Database URL:http://lightning.med.monash.edu/polyq2/

Introduction

The polyglutamine (polyQ) repeat containing proteins harbour a stretch of multiple consecutive glutamines ( 1 ). Expansion of the polyQ tract can lead to a toxic gain-of-function via a conformational change within the protein and the deposition of β-sheet-rich amyloid-like fibrils ( 2–4 ). As such, polyQ repeats are implicated in several neurodegenerative diseases, including Huntington disease and spinocerebellar ataxia ( 5–11 ). The length and domain context (i.e. the domains flanking the polyQ tract) is critical to the pathogenesis of the polyQ repeat ( 12–15 ). In addition to aggregation, other pathogenic mechanisms including calcium signaling ( 16 ), uncommon protein interaction ( 17 ) and proteasome dysfunction are also responsible for polyQ diseases ( 18–20 ). PolyQ 2.0 provides an improved tool to understand these diseases, and is a collection of all currently known human polyQ repeat-containing proteins. Nine of these proteins are implicated in pathogenesis, with the precise repeat threshold to pathogenesis varying within the disease subset ( 21–23 ).
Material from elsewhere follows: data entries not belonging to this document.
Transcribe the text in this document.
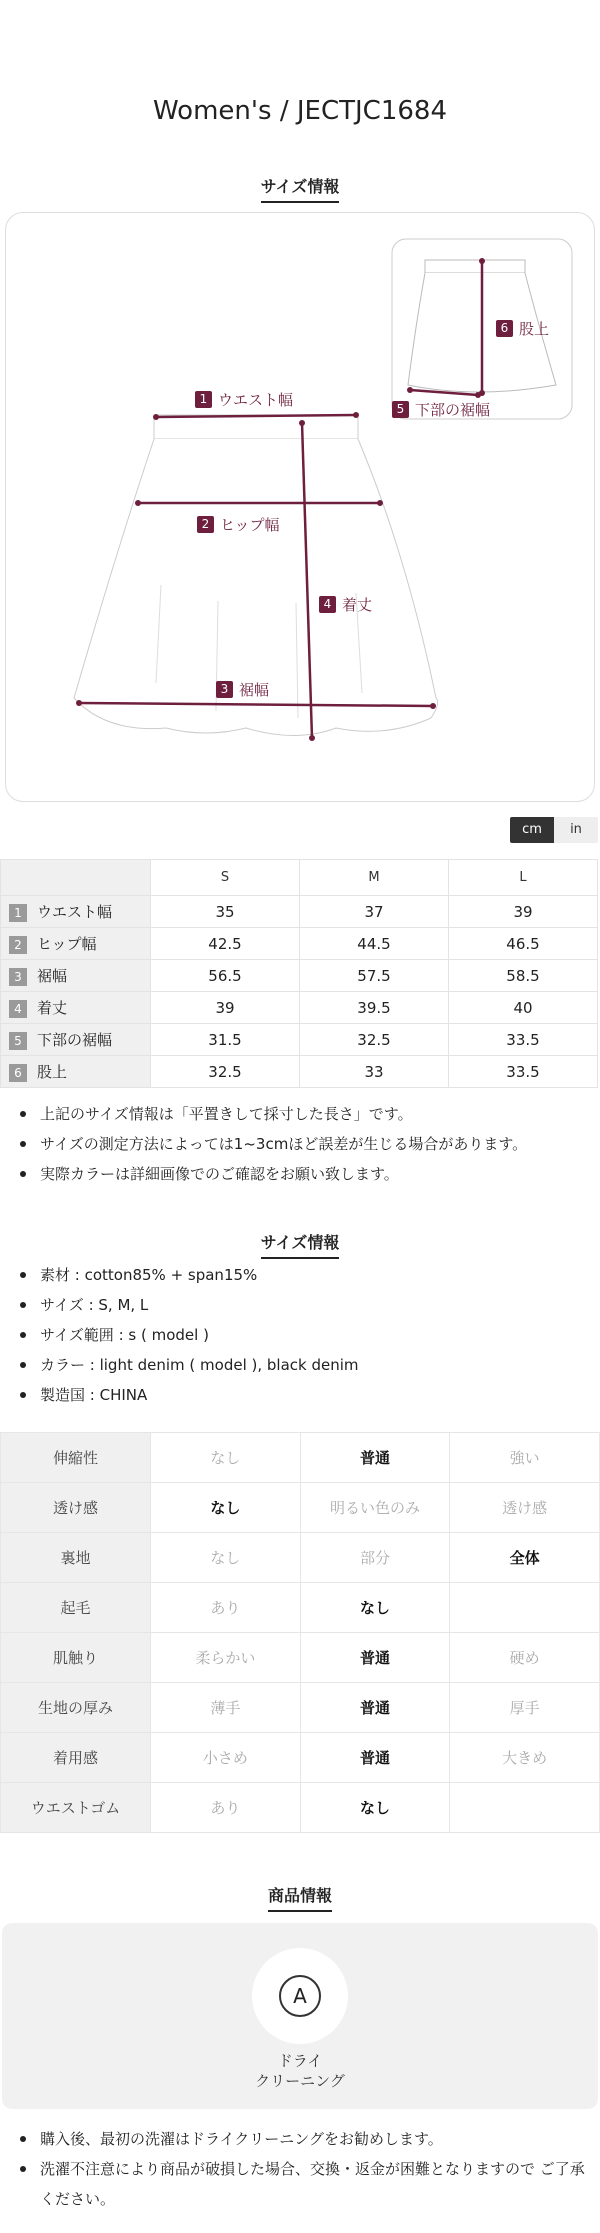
Women's / JECTJC1684
サイズ情報
1 ウエスト幅
2 ヒップ幅
3 裾幅
4 着丈
5 下部の裾幅
6 股上
cm	in
	S	M	L
1 ウエスト幅	35	37	39
2 ヒップ幅	42.5	44.5	46.5
3 裾幅	56.5	57.5	58.5
4 着丈	39	39.5	40
5 下部の裾幅	31.5	32.5	33.5
6 股上	32.5	33	33.5
上記のサイズ情報は「平置きして採寸した長さ」です。
サイズの測定方法によっては1~3cmほど誤差が生じる場合があります。
実際カラーは詳細画像でのご確認をお願い致します。
サイズ情報
素材 : cotton85% + span15%
サイズ : S, M, L
サイズ範囲 : s ( model )
カラー : light denim ( model ), black denim
製造国 : CHINA
伸縮性	なし	普通	強い
透け感	なし	明るい色のみ	透け感
裏地	なし	部分	全体
起毛	あり	なし	
肌触り	柔らかい	普通	硬め
生地の厚み	薄手	普通	厚手
着用感	小さめ	普通	大きめ
ウエストゴム	あり	なし	
商品情報
A
ドライ
クリーニング
購入後、最初の洗濯はドライクリーニングをお勧めします。
洗濯不注意により商品が破損した場合、交換・返金が困難となりますので ご了承ください。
Given the importance of polyQ repeats and their domain context information, we recently performed a bioinformatics investigation of the protein context of polyQ repeats ( 24 ), and constructed a web-accessible database of all human proteins containing a polyQ repeat greater than seven glutamines in length ( 25 ). Although the PolyQ database provides basic information for each entry, it lacks in both depth and breadth of annotation as well as functionality. Here, we present PolyQ 2.0, a substantially updated knowledgebase for human polyQ proteins. Compared with PolyQ, PolyQ 2.0 contains a variety of structural and functional annotations (such as polyQ protein disease models in mouse, protein 3D structure, Pfam domain, post-translational modification sites, single point mutations and complementary protein annotations), and domain context of polyQ repeats. Here, domain refers to a consecutive protein sequence motif. In addition, the usability of the web interface has also been improved, including the availability of database search with multiple keywords and user data submission with multiple levels of annotations including gene/protein basic information, protein structural and functional annotations. PolyQ 2.0 updates the MySQL relational database that stores entries, and enhances the web interface through the use of modern Javascript tools for visualization and interaction. Apache Tomcat mediates users’ access to the database through Java Servlets and JavaServer Pages.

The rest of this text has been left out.